Elena posò i palmi aperti sul petto del bruno, sollevandosi con leggerezza fino a sedersi sul suo bacino, sbottonandogli la camicia, ridendo insieme del fatto che probabilmente quella era la prima in parecchi anni che gli veniva tolta intera, non trasformandola in uno straccio, con pazienza che non era freddezza ma solo attenzione: la cintura seguì la stessa sorte, così la chiusura dei jeans.

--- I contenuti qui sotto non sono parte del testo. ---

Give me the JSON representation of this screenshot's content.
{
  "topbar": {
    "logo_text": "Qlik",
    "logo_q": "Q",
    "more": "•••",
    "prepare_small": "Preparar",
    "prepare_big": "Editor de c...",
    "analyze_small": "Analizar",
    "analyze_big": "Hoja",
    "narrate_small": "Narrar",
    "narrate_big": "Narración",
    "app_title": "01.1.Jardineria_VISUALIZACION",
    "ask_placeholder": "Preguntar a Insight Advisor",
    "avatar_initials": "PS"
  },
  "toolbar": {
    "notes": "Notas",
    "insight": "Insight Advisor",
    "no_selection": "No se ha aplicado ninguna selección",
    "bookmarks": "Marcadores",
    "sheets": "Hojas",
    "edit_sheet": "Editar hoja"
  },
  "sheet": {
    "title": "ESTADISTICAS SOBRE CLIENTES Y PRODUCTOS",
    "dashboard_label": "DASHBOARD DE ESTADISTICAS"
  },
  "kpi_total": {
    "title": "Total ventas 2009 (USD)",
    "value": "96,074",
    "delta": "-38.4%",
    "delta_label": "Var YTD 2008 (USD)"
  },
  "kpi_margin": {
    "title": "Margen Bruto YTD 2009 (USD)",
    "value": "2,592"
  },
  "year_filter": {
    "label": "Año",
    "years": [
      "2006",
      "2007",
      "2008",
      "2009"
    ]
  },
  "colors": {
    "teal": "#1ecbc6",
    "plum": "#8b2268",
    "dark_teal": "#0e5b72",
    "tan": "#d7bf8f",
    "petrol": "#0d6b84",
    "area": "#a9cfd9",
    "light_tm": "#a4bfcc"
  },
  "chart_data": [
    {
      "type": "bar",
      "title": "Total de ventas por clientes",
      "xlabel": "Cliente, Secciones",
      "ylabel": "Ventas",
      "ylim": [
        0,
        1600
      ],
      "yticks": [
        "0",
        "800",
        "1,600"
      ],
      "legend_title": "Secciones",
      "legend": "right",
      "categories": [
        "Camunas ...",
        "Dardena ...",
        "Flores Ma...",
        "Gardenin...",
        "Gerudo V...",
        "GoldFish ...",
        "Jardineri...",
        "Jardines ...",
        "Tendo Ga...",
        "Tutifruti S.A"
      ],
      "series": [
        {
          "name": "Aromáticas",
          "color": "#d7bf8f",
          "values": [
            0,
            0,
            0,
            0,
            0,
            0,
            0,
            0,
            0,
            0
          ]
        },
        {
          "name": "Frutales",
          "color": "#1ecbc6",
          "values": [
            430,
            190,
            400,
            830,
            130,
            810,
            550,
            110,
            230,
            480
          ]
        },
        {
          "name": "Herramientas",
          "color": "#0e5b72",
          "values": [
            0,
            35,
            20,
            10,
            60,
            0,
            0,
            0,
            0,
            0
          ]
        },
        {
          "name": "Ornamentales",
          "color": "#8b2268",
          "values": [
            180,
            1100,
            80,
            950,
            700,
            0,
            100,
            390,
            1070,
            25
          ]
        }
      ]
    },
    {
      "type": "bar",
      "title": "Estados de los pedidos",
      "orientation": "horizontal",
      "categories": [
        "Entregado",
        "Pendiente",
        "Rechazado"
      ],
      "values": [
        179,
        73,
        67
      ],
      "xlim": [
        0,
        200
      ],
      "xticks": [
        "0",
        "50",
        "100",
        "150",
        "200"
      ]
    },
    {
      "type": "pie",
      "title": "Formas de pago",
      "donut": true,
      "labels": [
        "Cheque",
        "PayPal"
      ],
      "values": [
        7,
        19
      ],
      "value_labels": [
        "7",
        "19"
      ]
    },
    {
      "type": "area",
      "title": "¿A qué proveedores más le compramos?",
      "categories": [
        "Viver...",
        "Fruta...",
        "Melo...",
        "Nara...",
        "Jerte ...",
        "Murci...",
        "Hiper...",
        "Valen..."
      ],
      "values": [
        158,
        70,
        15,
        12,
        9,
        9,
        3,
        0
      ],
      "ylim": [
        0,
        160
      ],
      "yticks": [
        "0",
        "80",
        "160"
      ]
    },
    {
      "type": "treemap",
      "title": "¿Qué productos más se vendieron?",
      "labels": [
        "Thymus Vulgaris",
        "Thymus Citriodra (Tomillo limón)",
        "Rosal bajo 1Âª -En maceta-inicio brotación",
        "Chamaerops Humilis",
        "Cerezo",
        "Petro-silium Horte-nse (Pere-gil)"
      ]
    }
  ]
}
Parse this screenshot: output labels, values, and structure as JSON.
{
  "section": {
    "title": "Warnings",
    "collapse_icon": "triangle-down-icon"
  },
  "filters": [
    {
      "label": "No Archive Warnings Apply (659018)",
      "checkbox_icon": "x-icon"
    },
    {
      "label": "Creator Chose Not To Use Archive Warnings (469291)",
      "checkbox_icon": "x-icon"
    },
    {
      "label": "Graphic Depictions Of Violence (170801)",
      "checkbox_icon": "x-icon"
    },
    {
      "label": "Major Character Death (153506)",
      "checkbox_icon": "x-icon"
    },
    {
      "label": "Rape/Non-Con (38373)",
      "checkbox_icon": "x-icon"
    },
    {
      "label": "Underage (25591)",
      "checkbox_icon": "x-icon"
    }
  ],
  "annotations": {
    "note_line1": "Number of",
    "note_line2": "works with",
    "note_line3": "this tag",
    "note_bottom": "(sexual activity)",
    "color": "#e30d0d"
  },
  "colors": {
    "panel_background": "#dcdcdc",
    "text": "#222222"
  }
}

Improvvisamente si trovò i polsi bloccati da una mano di Damon, che li passò così allacciati dietro la sua testa rialzandosi con uno scatto felino, fino a mettersi in ginocchio con lei appoggiata sulle sue gambe piegate: l’abitino incriminato gli suggerì la tentazione di non ricambiare la cortesia, eliminando la noia di dover passare per un fidanzato morboso; ma non era giusto, anzi…
‘Mi fiderò e basta’ pensò mentre lo sfilava con maestria, lanciandolo sul pavimento.
Gli ultimi capi di abbigliamento rimasti lo raggiunsero, lasciando Elena spogliata e tremante di desiderio, con gli occhi chiusi per sentire meglio i tocchi delicati con cui Damon faceva scorrere le dita su tutti i suoi punti sensibili.

Where eyes and ears
Receive the word,
Where what is spoken
Can be heard

Il ragazzo non aveva fretta, quella notte avrebbe avuto un significato speciale; la loro reale prima volta insieme, dopo che lei aveva detto ‘ti amo’ ad alta voce, dopo che tutti gli amici avevano saputo della loro relazione, senza doversi nascondere scappando come ladri la mattina dopo.
Elena si portò indietro per spogliarlo, ansiosa di appartenergli e prendere possesso di quel territorio non ancora del tutto esplorato.
Non si accorse neanche del movimento troppo veloce per i suoi sensi di giovane vampira con cui si trovò sdraiata con una gamba distesa sotto quelle di lui, l’altra sollevata, lasciando scivolare la punta del piede dalle caviglie di Damon, il polpaccio, fino all’inizio della coscia, il ginocchio inclinato verso la schiena del bruno, in una posa da ballerina di tango, baciandolo a fior di labbra, mentre lo sentiva entrare nella sua carne fino a fondersi in una perfetta armonia.
Ogni spinta data con un ritmo lento e cadenzato non la appagava, anzi alimentava il suo fuoco, ma non aveva bisogno che fosse più aggressivo; tutta quella dolcezza la faceva precipitare in uno stato di abbandono mai provato, voleva solo che lui sperimentasse lo stesso piacere assoluto che le stava facendo perdere la cognizione del tempo e dello spazio al di fuori del suo abbraccio e del battito del cuore.
Sfilò la gamba rimasta imprigionata, facendole raggiungere l’altra sulla schiena di Damon, i loro corpi incrociati, offrendosi in un modo così provocante e totale da fargli perdere il controllo, portandolo al culmine nello stesso istante in cui anche lei sentiva un’ondata di calore esploderle dentro.

You are me
And I am you
One is one
And one are two
One is one
And one are two
You are me,
I am you

Rimasero così, incapaci di dire qualcosa che potesse avere significato rispetto a quello che avevano espresso col loro amore, addormentandosi sopra le coperte, sorridendo uno sulle labbra dell’altra.
Poco dopo, Damon le passò un braccio sulla vita, sognando; lei posò le labbra sul suo viso, senza svegliarsi.